Dans ce Document de travail, Bruno Tertrais, maître de recherche à la Fondation pour la recherche stratégique (FRS), soutient que la première moitié du XXIe siècle sera très largement marquée par le caractère dominant de la puissance américaine. Pour l’auteur, les espoirs de voir l’Amérique revenir « à la normale » et perdre un peu de sa superbe sont infondés : « Les Etats-Unis sont de plus en plus imprégnés par les valeurs conservatrices et républicaines, la politique étrangère du pays a été infléchie depuis longtemps et l’Amérique n’aura aucun concurrent sérieux avant plusieurs décennies. »Dans cet essai, Bruno Tertrais tente de saisir les évolutions de l’Amérique et propose une vision prospective de l’Amérique à court et à moyen terme. Sur le plan intérieur, l’enlisement en Irak, la gestion du désastre de La Nouvelle-Orléans ou encore l’incohérence des grandes réformes promises par Georges W. Bush ont sérieusement entaché la crédibilité des Républicains. Sur le plan extérieur, l’auteur estime que, contrairement aux attentes prévisibles, la fin du mandat de George W. Bush ne signera pas un « retour à la normale » de l’Amérique, ni une remise en cause de son « wilsonisme botté » ou de son unilatéralisme. Ce serait là sous-estimer la mutation de l’opinion publique américaine qui, pour des raisons démographiques et géopolitiques, est devenue plus conservatrice et plus portée que par le passé par les valeurs religieuses et familiales. Plus que jamais, l’Amérique continue d’adhérer aux valeurs du Sud et de l’Ouest du pays, à la liberté individuelle comme à la religion – en particulier à l’évangélisme le plus fondamentaliste –, et à la « contre-révolution culturelle », en réaction aux idées de Mai 68, incarnée jusque là par le néoconservatisme. Toujours sûre d’elle-même, l’Amérique ne semble pas prête à abandonner son sentiment d’exceptionnalité.

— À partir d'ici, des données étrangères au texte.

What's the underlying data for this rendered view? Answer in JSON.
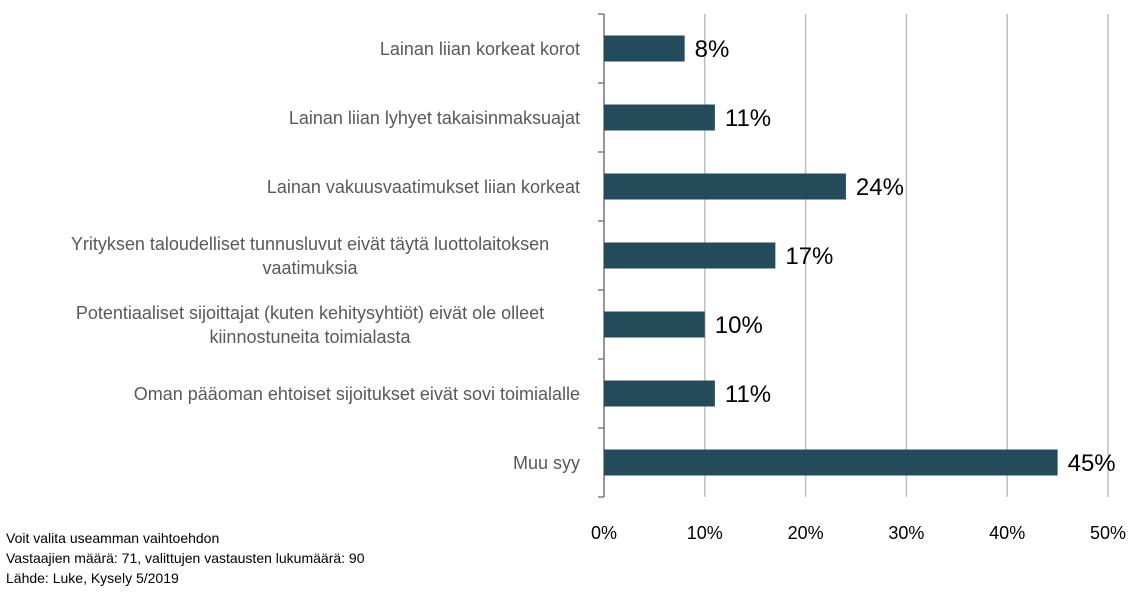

Néanmoins, avec la fin de la domination des WASP (White anglo-saxon protestants) et le triplement de la population hispanique et chinoise d’ici 2020, l’Amérique ne peut qu’être confrontée au débat sur son identité et sa capacité d’intégration. Outre-Atlantique, comme ailleurs, la « question sociale » retrouve également une nouvelle vigueur.
Quelles faiblesses pourraient déstabiliser l’assurance de cette puissance américaine « fatiguée » ? L’émergence de nouveaux acteurs majeurs sur la scène internationale ? Le gonflement sans précédent des importations d’énergie ou de produits manufacturés ? Une dette publique qui représente en 2007 près des deux tiers du PIB ? Malgré ces difficultés, pour Bruno Tertrais, le début du XXIe siècle sera, encore, américain. Les Etats-Unis cumulent, en effet, le premier rang dans les domaines économique (production mondiale, PIB, production d’énergie, etc.), intellectuel (nombre de prix Nobel, d’étudiants étrangers, etc.) et militaro-technologique. L’Amérique s’est aussi investie, face à ses concurrents, dans une course à l’immigration qualifiée et à l’innovation. Dans les vingt ans à venir, il semble qu’aucun autre acteur international ne soit en mesure de rivaliser avec elle, même si certains lieux comme New-York ou les grands campus universitaires, qui continuent à incarner cette avance, sont de plus en plus en marge du reste de l’Amérique.